Türkiye Kamu-Sen'den 8'inci dönem Toplu Sözleşme tepkisi! "Gerçek enflasyon yok sayılıyor, memur her gün daha da yoksullaşıyor"
Türkiye Kamu-Sen Genel Başkanı Önder Kahveci, "Ücret artışlarında hedeflenen enflasyon baz alınırken vatandaşın pazarda karşılaştığı gerçek enflasyon görmezden gelinmektedir. Enflasyon kadar zam sıfır zam demektir" dedi.
Türkiye Kamu-Sen, 8'inci dönem Toplu Sözleşme taleplerini açıkladı. Ankara'da düzenlenen programda konuşan Genel Başkan Önder Kahveci, önceki yedi dönemde yapılan toplu sözleşme sürecinin kamu görevlilerinin haklarında iyileştirme sağlayamadığını dile getirdi.
"KAMU VİCDANINI KANATAN BİR ADALETSİZLİK"
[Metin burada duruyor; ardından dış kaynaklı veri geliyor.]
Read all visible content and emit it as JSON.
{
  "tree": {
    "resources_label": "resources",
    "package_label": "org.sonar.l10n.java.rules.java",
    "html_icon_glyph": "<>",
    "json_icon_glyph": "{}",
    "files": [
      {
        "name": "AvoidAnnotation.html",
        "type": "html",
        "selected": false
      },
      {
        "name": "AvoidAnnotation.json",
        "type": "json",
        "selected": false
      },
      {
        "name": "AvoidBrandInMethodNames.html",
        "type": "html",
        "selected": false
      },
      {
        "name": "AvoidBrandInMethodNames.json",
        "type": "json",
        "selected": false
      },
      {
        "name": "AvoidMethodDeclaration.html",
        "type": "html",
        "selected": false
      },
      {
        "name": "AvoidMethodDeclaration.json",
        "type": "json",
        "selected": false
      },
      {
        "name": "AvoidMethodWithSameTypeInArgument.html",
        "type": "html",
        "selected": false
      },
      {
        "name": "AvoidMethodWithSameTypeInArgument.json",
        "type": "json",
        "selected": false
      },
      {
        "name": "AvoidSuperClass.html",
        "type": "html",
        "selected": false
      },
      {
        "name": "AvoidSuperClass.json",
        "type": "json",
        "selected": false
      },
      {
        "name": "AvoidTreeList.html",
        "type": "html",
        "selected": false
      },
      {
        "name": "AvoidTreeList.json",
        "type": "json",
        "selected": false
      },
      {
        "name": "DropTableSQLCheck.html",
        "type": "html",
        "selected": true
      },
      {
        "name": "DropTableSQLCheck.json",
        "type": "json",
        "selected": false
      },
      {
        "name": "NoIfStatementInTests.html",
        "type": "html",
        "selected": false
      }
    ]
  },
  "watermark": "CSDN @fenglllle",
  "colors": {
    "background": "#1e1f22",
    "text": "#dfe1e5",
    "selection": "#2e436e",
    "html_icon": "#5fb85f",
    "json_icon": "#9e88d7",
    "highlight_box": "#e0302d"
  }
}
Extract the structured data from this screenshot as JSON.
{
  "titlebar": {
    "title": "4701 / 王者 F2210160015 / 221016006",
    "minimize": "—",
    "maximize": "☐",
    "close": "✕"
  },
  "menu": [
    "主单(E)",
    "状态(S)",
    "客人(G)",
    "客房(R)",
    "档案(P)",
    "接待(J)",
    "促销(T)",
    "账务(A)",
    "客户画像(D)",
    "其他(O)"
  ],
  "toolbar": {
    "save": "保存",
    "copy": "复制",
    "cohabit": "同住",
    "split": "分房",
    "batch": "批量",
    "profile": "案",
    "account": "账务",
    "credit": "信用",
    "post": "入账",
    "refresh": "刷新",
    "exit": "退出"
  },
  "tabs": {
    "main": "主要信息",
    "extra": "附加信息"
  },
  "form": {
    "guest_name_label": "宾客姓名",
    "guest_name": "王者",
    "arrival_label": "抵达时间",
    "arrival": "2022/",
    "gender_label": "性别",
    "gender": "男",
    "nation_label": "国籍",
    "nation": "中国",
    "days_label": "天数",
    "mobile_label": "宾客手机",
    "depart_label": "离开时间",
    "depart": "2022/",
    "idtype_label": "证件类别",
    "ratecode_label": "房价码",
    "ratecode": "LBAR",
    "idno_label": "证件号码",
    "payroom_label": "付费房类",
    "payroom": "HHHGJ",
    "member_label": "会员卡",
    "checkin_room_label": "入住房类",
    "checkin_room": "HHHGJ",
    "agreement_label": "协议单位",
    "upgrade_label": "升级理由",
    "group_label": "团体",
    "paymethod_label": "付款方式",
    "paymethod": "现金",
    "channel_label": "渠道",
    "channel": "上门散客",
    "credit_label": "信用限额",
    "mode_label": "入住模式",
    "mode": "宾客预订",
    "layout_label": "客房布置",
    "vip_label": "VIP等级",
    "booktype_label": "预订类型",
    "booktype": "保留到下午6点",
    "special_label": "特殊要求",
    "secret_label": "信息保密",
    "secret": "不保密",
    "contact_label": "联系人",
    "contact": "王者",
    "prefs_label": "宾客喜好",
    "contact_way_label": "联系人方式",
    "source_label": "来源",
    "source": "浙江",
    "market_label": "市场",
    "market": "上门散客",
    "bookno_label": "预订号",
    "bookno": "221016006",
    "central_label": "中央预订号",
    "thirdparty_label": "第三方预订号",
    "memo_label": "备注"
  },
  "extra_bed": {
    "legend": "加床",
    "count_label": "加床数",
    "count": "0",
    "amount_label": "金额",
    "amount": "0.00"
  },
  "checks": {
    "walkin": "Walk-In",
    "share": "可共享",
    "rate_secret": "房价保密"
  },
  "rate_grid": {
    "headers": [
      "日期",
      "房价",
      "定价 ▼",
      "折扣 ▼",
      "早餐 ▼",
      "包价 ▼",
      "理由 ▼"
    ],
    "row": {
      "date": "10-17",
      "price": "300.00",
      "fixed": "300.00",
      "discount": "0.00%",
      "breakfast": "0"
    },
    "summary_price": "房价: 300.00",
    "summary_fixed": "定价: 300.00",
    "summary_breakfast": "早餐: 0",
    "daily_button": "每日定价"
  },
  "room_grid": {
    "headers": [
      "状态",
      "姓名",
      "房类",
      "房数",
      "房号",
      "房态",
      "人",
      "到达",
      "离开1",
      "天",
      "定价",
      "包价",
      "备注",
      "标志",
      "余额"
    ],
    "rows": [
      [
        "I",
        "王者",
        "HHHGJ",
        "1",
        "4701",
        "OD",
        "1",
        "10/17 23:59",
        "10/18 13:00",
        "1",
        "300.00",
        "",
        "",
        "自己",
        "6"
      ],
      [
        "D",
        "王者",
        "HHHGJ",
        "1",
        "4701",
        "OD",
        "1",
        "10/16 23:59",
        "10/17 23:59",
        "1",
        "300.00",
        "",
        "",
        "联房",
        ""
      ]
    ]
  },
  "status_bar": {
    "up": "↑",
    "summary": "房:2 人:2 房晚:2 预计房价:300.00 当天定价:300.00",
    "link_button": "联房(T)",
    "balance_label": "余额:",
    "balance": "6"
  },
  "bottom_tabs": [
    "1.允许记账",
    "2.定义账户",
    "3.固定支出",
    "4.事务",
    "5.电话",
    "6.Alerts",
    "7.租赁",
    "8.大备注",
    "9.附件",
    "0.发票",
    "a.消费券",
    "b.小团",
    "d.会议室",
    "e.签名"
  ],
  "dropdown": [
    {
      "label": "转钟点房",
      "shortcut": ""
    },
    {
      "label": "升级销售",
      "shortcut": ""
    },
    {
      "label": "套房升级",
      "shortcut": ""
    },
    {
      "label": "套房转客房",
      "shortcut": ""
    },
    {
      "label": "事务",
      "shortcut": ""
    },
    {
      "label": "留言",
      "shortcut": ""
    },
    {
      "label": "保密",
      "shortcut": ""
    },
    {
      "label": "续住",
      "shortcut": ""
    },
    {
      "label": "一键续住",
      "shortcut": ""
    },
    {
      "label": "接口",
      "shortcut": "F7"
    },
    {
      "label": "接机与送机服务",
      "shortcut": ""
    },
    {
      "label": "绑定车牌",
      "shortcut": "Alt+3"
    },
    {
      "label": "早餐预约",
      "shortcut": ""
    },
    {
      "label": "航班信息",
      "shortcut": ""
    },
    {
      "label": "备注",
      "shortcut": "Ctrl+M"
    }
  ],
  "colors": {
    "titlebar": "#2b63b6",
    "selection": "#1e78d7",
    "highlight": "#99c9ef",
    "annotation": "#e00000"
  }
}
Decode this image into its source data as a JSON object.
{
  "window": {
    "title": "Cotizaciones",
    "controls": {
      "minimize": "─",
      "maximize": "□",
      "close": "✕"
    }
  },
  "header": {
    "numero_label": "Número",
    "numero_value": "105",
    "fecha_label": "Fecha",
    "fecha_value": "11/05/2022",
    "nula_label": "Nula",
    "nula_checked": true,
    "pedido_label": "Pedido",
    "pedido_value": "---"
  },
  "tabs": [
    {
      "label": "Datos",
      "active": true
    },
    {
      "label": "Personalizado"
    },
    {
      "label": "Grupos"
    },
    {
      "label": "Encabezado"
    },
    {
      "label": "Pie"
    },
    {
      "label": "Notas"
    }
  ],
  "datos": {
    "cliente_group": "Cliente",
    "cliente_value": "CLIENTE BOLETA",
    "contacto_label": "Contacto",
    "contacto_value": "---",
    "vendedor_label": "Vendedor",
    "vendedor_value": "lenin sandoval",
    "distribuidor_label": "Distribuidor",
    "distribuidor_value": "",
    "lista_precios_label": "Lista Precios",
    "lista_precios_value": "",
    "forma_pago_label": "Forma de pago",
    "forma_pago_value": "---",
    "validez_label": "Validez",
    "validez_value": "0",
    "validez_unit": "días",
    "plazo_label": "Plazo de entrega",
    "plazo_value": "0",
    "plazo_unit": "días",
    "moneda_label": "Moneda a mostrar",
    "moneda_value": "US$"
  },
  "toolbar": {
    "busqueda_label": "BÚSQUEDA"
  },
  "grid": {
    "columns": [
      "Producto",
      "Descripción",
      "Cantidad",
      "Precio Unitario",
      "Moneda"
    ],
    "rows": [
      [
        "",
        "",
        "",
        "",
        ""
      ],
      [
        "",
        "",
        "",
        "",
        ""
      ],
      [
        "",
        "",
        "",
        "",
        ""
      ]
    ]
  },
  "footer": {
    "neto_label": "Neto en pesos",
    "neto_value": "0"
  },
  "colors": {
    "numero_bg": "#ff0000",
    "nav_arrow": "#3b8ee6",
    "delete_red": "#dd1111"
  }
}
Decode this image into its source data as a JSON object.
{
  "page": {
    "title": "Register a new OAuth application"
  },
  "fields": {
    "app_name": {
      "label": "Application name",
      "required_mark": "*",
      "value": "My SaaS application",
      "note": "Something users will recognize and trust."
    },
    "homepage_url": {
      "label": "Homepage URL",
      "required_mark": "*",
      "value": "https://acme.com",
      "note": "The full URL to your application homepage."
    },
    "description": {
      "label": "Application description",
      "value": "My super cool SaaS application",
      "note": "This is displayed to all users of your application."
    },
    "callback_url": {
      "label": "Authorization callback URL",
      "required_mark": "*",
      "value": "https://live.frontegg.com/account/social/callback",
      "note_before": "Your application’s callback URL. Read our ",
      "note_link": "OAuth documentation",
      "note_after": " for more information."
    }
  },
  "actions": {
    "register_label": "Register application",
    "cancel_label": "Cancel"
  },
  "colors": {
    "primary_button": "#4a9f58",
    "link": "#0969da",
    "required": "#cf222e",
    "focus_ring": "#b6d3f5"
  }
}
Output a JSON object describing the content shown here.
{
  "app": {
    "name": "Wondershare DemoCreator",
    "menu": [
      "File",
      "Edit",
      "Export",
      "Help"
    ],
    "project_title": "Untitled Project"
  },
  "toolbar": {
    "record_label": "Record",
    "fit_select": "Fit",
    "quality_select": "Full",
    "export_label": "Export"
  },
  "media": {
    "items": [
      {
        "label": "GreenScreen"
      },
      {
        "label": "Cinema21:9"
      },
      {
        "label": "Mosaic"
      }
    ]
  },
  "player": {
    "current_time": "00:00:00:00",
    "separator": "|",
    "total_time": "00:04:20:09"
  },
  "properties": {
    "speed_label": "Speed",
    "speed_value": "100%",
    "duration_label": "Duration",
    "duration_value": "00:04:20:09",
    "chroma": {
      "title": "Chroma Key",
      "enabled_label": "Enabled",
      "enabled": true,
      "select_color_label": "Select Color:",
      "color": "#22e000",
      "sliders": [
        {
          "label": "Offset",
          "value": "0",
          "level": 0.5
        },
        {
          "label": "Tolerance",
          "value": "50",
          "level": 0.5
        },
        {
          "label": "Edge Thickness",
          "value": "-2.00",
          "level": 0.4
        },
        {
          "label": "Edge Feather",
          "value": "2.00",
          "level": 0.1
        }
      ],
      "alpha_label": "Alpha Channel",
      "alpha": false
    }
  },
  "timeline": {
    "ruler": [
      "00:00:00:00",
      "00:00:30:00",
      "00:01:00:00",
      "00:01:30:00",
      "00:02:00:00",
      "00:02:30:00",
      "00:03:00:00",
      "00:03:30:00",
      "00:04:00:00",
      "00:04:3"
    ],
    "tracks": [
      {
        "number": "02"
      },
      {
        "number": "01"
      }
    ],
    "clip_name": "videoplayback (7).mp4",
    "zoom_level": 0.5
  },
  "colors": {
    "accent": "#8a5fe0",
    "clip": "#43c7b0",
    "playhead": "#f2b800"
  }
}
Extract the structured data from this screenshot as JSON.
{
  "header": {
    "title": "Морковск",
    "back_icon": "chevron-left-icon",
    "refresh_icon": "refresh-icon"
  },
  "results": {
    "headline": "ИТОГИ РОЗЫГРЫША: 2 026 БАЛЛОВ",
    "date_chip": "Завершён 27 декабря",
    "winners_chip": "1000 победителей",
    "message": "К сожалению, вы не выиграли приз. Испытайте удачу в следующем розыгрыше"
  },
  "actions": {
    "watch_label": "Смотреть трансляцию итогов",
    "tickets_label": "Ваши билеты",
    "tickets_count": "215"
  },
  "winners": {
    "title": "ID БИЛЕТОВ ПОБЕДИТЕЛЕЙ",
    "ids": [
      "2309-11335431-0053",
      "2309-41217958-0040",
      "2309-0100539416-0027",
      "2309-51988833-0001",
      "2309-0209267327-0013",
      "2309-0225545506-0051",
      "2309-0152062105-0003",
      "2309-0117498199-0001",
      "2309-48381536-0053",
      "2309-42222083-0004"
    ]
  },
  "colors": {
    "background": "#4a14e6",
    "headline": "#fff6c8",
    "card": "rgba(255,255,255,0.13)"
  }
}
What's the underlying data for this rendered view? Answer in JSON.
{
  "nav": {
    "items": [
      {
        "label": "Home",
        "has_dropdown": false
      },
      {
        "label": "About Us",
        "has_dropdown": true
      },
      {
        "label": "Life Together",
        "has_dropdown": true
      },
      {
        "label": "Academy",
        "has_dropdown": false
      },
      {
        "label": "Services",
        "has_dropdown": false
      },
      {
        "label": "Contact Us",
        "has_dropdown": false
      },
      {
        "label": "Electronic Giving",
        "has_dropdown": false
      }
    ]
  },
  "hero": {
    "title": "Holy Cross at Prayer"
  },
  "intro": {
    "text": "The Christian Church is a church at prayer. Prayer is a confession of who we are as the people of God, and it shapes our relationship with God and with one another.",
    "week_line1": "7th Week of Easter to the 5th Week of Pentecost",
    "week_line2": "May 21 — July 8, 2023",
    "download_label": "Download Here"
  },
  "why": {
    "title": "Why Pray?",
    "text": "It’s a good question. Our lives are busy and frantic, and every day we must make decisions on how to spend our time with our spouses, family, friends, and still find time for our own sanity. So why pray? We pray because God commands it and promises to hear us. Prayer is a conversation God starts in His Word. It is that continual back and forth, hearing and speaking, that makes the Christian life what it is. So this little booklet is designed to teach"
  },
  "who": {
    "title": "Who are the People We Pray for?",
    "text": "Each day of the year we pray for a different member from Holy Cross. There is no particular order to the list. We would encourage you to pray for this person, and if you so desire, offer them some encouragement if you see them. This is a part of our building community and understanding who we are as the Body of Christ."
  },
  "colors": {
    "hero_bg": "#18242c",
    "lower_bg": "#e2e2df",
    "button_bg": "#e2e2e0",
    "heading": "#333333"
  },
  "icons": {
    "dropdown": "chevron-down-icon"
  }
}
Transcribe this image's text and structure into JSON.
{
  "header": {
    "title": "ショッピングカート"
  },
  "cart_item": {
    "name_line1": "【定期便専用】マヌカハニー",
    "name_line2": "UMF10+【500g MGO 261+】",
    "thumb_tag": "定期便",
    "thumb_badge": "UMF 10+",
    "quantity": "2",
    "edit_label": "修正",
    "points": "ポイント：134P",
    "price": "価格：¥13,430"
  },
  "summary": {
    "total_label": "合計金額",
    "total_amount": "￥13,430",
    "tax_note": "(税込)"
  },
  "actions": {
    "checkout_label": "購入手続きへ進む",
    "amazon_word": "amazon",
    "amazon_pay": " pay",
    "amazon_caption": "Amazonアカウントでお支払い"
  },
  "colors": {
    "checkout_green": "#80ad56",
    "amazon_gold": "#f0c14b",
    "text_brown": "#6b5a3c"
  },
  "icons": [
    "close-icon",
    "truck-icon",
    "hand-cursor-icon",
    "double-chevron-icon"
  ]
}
Yetkili sendikaların görüşmelerde yetersiz kaldığını dile getiren Kahveci, "Yetkili sendikaların sessizliği karşısında, kamu görevlilerinin maaş ve haklarına dair önemli düzenlemelerin toplu sözleşme dışında, keyfi biçimde yürürlüğe konulduğu hatta kaldırıldığı bir dönem yaşamaktayız. Ek gösterge, ilave ek ödeme gibi kritik alanlardaki gelişmeler istişare dışı bırakılmış, kararlar masa dışında alınmış ve memurlar mağdur edilmiştir. 3 bin 600 ek gösterge birinci dereceye ulaşan tüm kamu görevlilerine uygulanmamış, maaş artışları yetersiz kalmış, ilave ek ödeme ise emeklilere yansıtılmamıştır.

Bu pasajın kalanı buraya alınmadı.